35. We again fall back to the principle of law on burden of proof.  The Court cannot infer what is not tendered in evidence.  As a general rule, a Court of Law will not rely on conjecture or assumptions. Neither can it be left to the Court to speculate on what contribution the Plaintiff could have made.  Direct evidence must be tendered in support of such contribution.  It is the duty of a claimant to lay cogent evidence before Court.

36. Which leads me to a necessary finding.  The decision to prosecute this case through written submissions appears ultimately to have been ill considered and detrimental to the Plaintiff.  It denied her the chance to fully ventilate the case. The veracity of the evidence on both sides remained untested.  We have averments on oath which are denied by averments on oath.  It is the word of the Plaintiff as against the word of the defendant, a situation that reminds me of Section 3(4) of the Evidence Act which provides;

“Section 3(4). A fact is not proved when it is neither proved or disproved”

37. Finally, I must acknowledge that Article 45(3) of the Constitution does recognise that parties to a marriage are entitled to equal rights at the time of the marriage, during the marriage and at dissolution of the marriage.  That, however, in my understanding, does not mean that the mere fact of being married entitles a spouse to a share of property acquired solely by the other spouse.

38. I am guided in this holding by the dictum of Kiage JA in PNN Vs. ZWN [2017] eKLR where he stated;

“First, while I take cognizance of the marital equality ethos captured in Article 45(3) of the Constitution, I am un persuaded that the provision commands a 50:50 partitioning of matrimonial property upon the dissolution of a marriage.  The text is plain enough;

“45(3) Parties to a marriage are entitled to equal rights at the time of marriage, during marriage and at the dissolution of the marriage.”

To my mind, all that the Constitution declares is that marriage is a partnership of equals.  No spouse is superior to the other.  In those few words all forms of gender superiority – whether taking the form of open or subtle chauvinism, misogyny, violence, exploitation or the like have no place.  They restate essentially the equal dignity and right of men and women within the marriage compact.  It is not a case of master and servant.  One is not to ride rough shod over the rights of the other.  One is not to be a mere appendage cowered into silence by the sheer might of the other flowing only from that other's gender.  The provision gives equal voice and is meant to actualize the voluntariness of marriage and to hold inviolate the liberty of the marital space.  So in decision making; from what shall be had for dinner to how many children (if any) shall be borne, to where the family shall reside or invest all the way to who shall have custody of children and who shall keep what in the unfortunate event of marital breakdown, the parties are equal in the eyes of the law.

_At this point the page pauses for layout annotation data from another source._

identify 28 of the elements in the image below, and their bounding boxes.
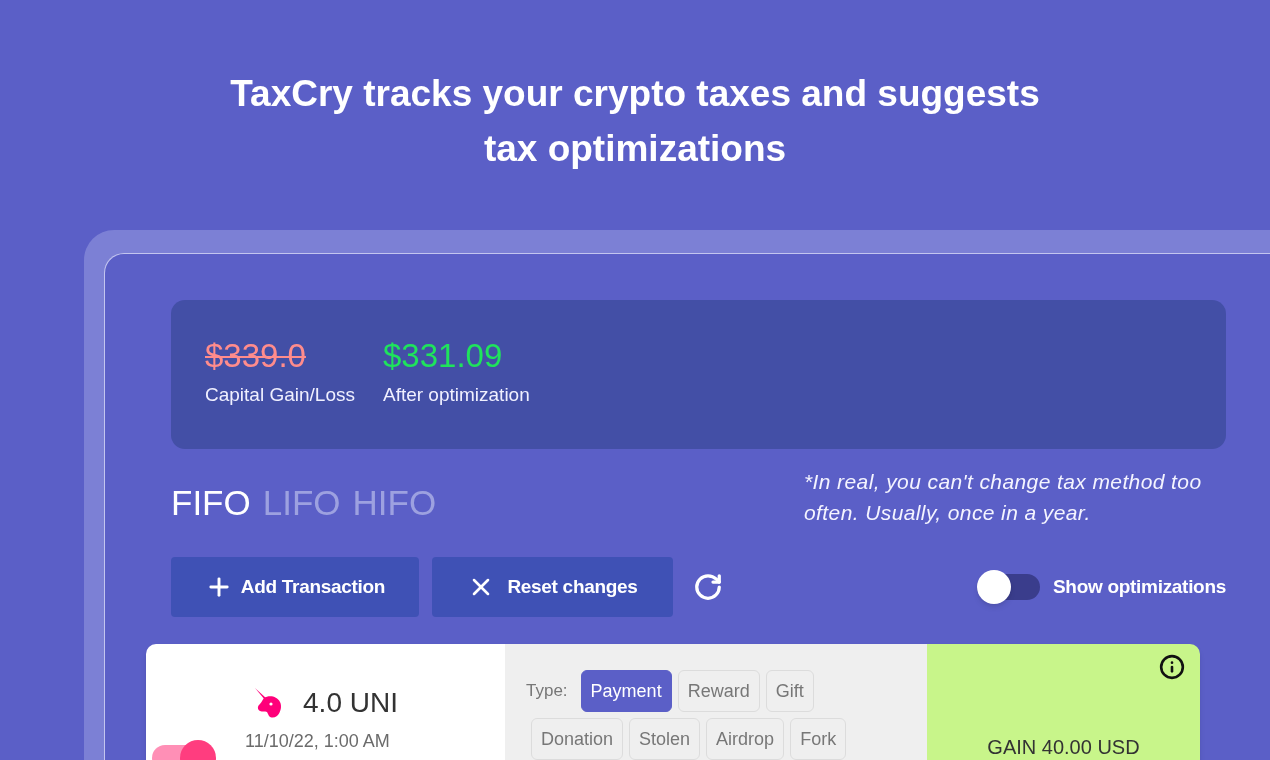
method-note: *In real, you can't change tax method too often. Usually, once in a year. bbox=[804, 469, 1203, 526]
headline: TaxCry tracks your crypto taxes and suggests tax optimizations bbox=[229, 72, 1041, 171]
transaction-amount: 4.0 UNI bbox=[303, 687, 398, 719]
refresh-icon bbox=[693, 572, 723, 602]
info-icon[interactable] bbox=[1159, 654, 1185, 680]
amount-value: $339.0 bbox=[205, 336, 307, 376]
transaction-date: 11/10/22, 1:00 AM bbox=[245, 730, 390, 752]
type-label: Type: bbox=[526, 680, 568, 703]
toggle-label: Show optimizations bbox=[1053, 574, 1226, 599]
amount-label: Capital Gain/Loss bbox=[205, 383, 355, 407]
method-tab[interactable]: LIFO bbox=[262, 482, 341, 524]
amount-label: After optimization bbox=[382, 383, 530, 407]
toggle-switch[interactable] bbox=[977, 570, 1040, 604]
amount-value: $331.09 bbox=[382, 336, 504, 376]
type-chip[interactable]: Stolen bbox=[629, 718, 701, 760]
gain-result: GAIN 40.00 USD bbox=[987, 735, 1140, 759]
type-chip[interactable]: Airdrop bbox=[706, 718, 785, 760]
unicorn-icon bbox=[253, 687, 284, 719]
type-chip[interactable]: Fork bbox=[790, 718, 847, 760]
method-tab[interactable]: FIFO bbox=[171, 482, 251, 524]
type-chip[interactable]: Payment bbox=[580, 670, 672, 712]
method-tab[interactable]: HIFO bbox=[352, 482, 437, 524]
reset-changes-button[interactable]: Reset changes bbox=[432, 557, 673, 617]
type-chip[interactable]: Donation bbox=[531, 718, 624, 760]
refresh-button[interactable] bbox=[693, 572, 723, 602]
add-transaction-button[interactable]: Add Transaction bbox=[171, 557, 419, 617]
type-chip[interactable]: Gift bbox=[765, 670, 814, 712]
type-chip[interactable]: Reward bbox=[677, 670, 760, 712]
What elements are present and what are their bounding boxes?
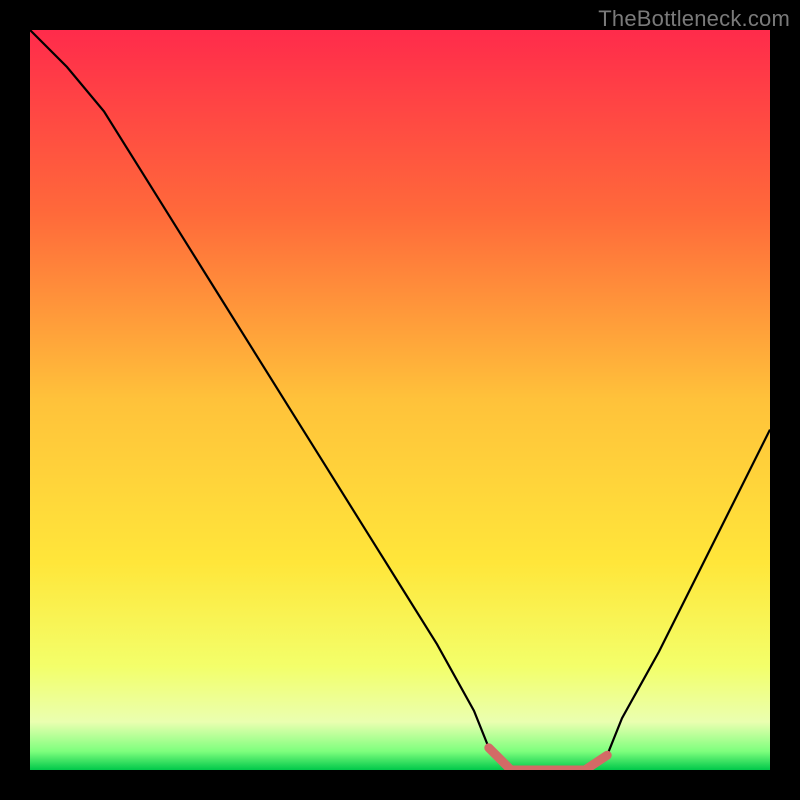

Doe this marital equality recognized in the Constitution mean that matrimonial property should be divided equally.  I do not think so.  I take this view while beginning from the premise that all things being equal, and both parties having made equal effort towards the acquisition, preservation or improvement of family property, the process of determining entitlement may lead to a distribution of 50:50 or thereabouts.  That is not to say, however, that as a matter of doctrine or principle, equality of parties translates to equal proprietary entitlement.

The reality remains that when the ship of marriage hits the rocks, flounders and sinks, the sad, awful business of division and distribution of matrimonial property must be proceeded with on the basis of fairness and conscience, not a romantic clutching on to the 50:50 mantra.  It is not a matter of mathematics merely as in the splitting or an orange in two for, as biblical Solomon of old found, justice does not get to be served by simply cutting up a contested object of love, ambition or desire into two equal parts.  I would repeat what we said in FRANCIS NJOROGE Vs. VIRGINIA WANJIKU NJOROGE, Nairobi Civil Appeal No. 179 of 2009;

“..... a division of the property must be decided after weighing the peculiar circumstances of each case.  As was stated by the Court of Appeal of Singapore in LOCK YENG FUN Vs. CHUA HOCK CHYE [207] SGCA 33;

“It is axiomatic that the division of matrimonial property under Section 112 of the Act is not – and by its very nature cannot be – a precise mathematical exercise.”

I think that it would be surreal to suppose that the Constitution somehow converts the state of coverture into some sort of laissez-passer, a passport of fifty percent wealth regardless of what one does in that marriage.  I cannot think of more pernicious doctrine designed to convert otherwise honest people into gold-digging, sponsor seeking, pleasure-loving and divorce-hoping brides and alas, grooms.

Industry, economy, effort frugality, investment and all those principles that lead spouses to work together to improve the family fortunes stand in peril of abandonment were we to say the Constitution gives automatic half-share to a spouse whether or not he or she earns it.  I do not think that getting married gives a spouse a free to cash cheque bearing the words “50 per cent.”

Thus it is that the Constitution, thankfully, does not say equal rights “including half of the property.”  And it is not accident that when Parliament enacted the Matrimonial Property Act, 2013, it knew better than to simply declare that property shall be shared on a 50:50 basis.  Rather, it set out in elaborate manner the principle that division of matrimonial property between spouses shall be based on their respective contribution to acquisition.

Section 7 of the Act states:

“Subject to section 6(3), ownership of matrimonial property vests in the spouses according to contribution of either spouse towards its acquisition     and shall be divided between the spouses if they  divorce or their marriage is otherwise dissolved.”

Our new constitutional dispensation is no safe haven for those spouses who will not pull their weight.  It cannot be an avenue to early riches by men who would rather reap from rich women or women who see in monied men an adieu to poverty.  What the Matrimonial Property Act has done is recognize at Section 2 that contribution towards acquisition of property takes both monetary and non-monetary forms which essentially opens the field of contribution to both spouses without distinction on the basis of remunerative employment, especially so in an urban setting.  Non-monetary contribution is defined as including

(a) Domestic work and management of matrimonial  home.

(b) Child care.

(c) Companionship.

(d) Management of family business or property, and

(e) Farm work.

I have gone into all this detail to demonstrate my firm conviction that both from a practical stand-point and from the statute law now ruling, (though admittedly was not in force when the learned Judge rendered the impugned judgment) neither the Constitution nor general law     imposes, compels or lionizes the doctrine of 50:50 sharing or division of matrimonial property.”

39. And very finally, I associate myself with the sentiments of Mativo J in Petition Number 164B of 2016 when he upheld the constitutionality of Section 7 of the Matrimonial Property Act and his conclusion that the essence of the provision is that Courts will evaluate the interest of the parties and the property and make a just and equitable distribution of the property or properties.  I will add however, that such evaluation of the interest shall be predicated on the evidence of contribution both monetary and non-monetary availed in the respective trial.

40. For the above stated reasons, I make a finding that the Plaintiff has failed to prove the case to the required degree. The suit is dismissed.  Due to the relationship of the parties, I direct that each party to bear its own costs.

Dated and Signed at Nakuru this 14th day of June, 2018.